Lucien trouva les mêmes bruits sur son compte chez quelques anciennes amies de sa mère, qui avaient des salons de second ordre où il était reçu avec amitié.

Le petit Desbacs, auquel il donna quelque liberté de parler de choses étrangères aux affaires, lui avoua que les personnes les mieux instruites parlaient de lui comme d'un jeune homme destiné aux plus grandes choses, mais arrêté tout court par une grande passion.

«—Ah! mon cher, que vous êtes heureux, surtout si vous n'aviez pas cette passion.»

Lucien se détendait du mieux qu'il le pouvait.

Mais il était loin de deviner qu'il devait sa réputation à son père, lequel, réellement, depuis l'aventure du ministère des Affaires étrangères, avait pris de l'amitié pour lui jusqu'au point d'aller à la Bourse, par ces jours froids et humides, chose à laquelle, depuis le jour où il avait eu 60 ans, rien n'avait pu le décider.
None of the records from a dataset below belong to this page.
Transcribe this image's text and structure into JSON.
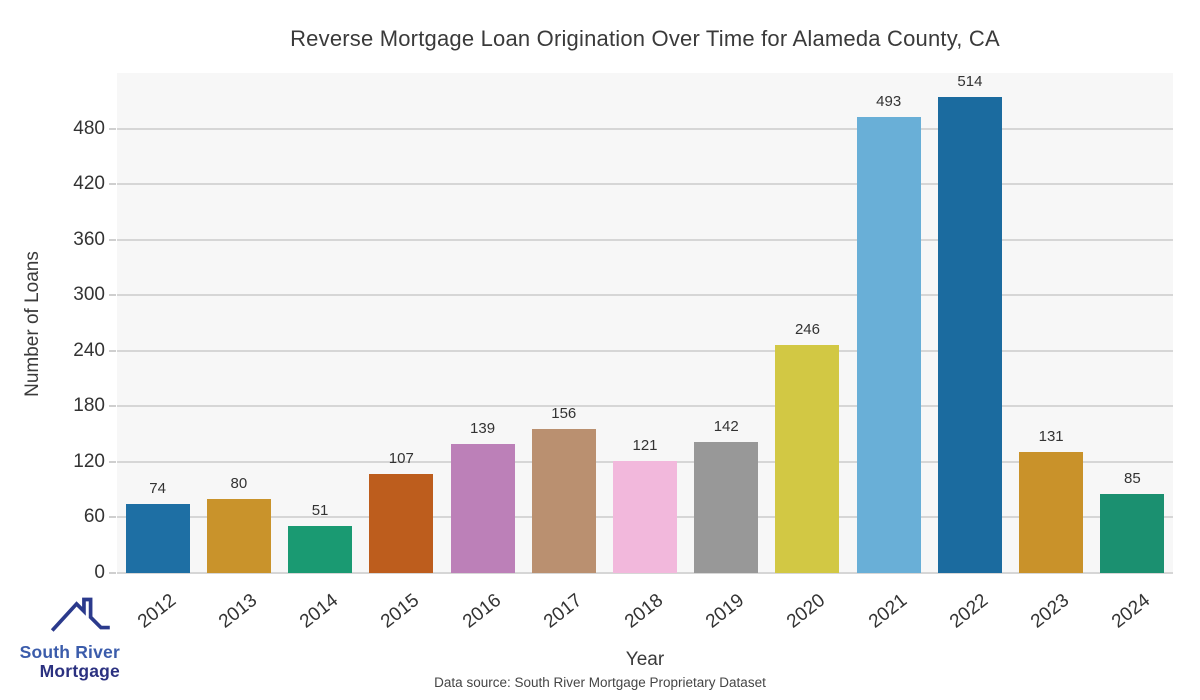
{
  "chart_data": {
    "type": "bar",
    "title": "Reverse Mortgage Loan Origination Over Time for Alameda County, CA",
    "xlabel": "Year",
    "ylabel": "Number of Loans",
    "categories": [
      "2012",
      "2013",
      "2014",
      "2015",
      "2016",
      "2017",
      "2018",
      "2019",
      "2020",
      "2021",
      "2022",
      "2023",
      "2024"
    ],
    "values": [
      74,
      80,
      51,
      107,
      139,
      156,
      121,
      142,
      246,
      493,
      514,
      131,
      85
    ],
    "bar_colors": [
      "#1e6fa4",
      "#c9932b",
      "#1a9a72",
      "#bd5d1d",
      "#bc80b8",
      "#ba9070",
      "#f2b8dc",
      "#989898",
      "#d2c844",
      "#69afd7",
      "#1b6b9f",
      "#c9922a",
      "#1b9070"
    ],
    "ylim": [
      0,
      540
    ],
    "yticks": [
      0,
      60,
      120,
      180,
      240,
      300,
      360,
      420,
      480
    ],
    "grid": true,
    "legend": "none",
    "value_labels": true,
    "plot_bg": "#f7f7f7",
    "gridline_color": "#d6d6d6"
  },
  "footer": {
    "data_source": "Data source: South River Mortgage Proprietary Dataset"
  },
  "logo": {
    "icon": "house-roof-icon",
    "line1": "South River",
    "line2": "Mortgage",
    "line1_color": "#3b5cab",
    "line2_color": "#2b3180",
    "icon_color": "#2b3a8c"
  }
}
M. Leuwen songeait à Mme de Thémines, vieille amie de 20 ans et fort liée avec Mme Grandet. Depuis bien des années il prenait soin de sa fortune, et c'est un grand service à Paris et pour lequel la reconnaissance est sans bornes, car, dans la déroute des dignités et de la noblesse d'origine, l'argent est resté la seule chose essentielle, et l'argent sans inquiétudes est la belle chose des belles choses. M. Leuwen alla lui demander des nouvelles de Mme Grandet.

Il voyait Mme de Thémines une fois la semaine, ou chez lui ou chez elle, parce qu'il habitait auprès d'elle. Il prit son rôle au sérieux.

Même il alla plus loin, et jugea qu'à son âge il pouvait entreprendre de la tromper net et de supprimer dans l'histoire de son fils le nom de Mme de Chasteller. Des aventures de son fils il fit une histoire fort jolie, et après avoir amusé Mme de Thémines pendant toute la fin d'une soirée, finit par lui avouer des inquiétudes sérieuses sur son fils qui, depuis trois mois qu'il était admis dans les salons de Mme Grandet, était d'une tristesse mortelle. Il craignait un amour sérieux qui dérangerait ses projets de mariage pour son Lucien.

«—Ce qu'il y a de singulier, lui dit Mme de Thémines, c'est que depuis son retour d'Angleterre, Mme Grandet est fort changée. Il y a aussi du chagrin dans cette tête-là.»

Pour prendre les choses par ordre, voici ce que M. Leuwen apprit de Mme de Thémines et de ses amies, qu'il vit séparément, et nous y ajouterons aussi ce que des mémoires particuliers nous ont fait savoir sur cette femme célèbre.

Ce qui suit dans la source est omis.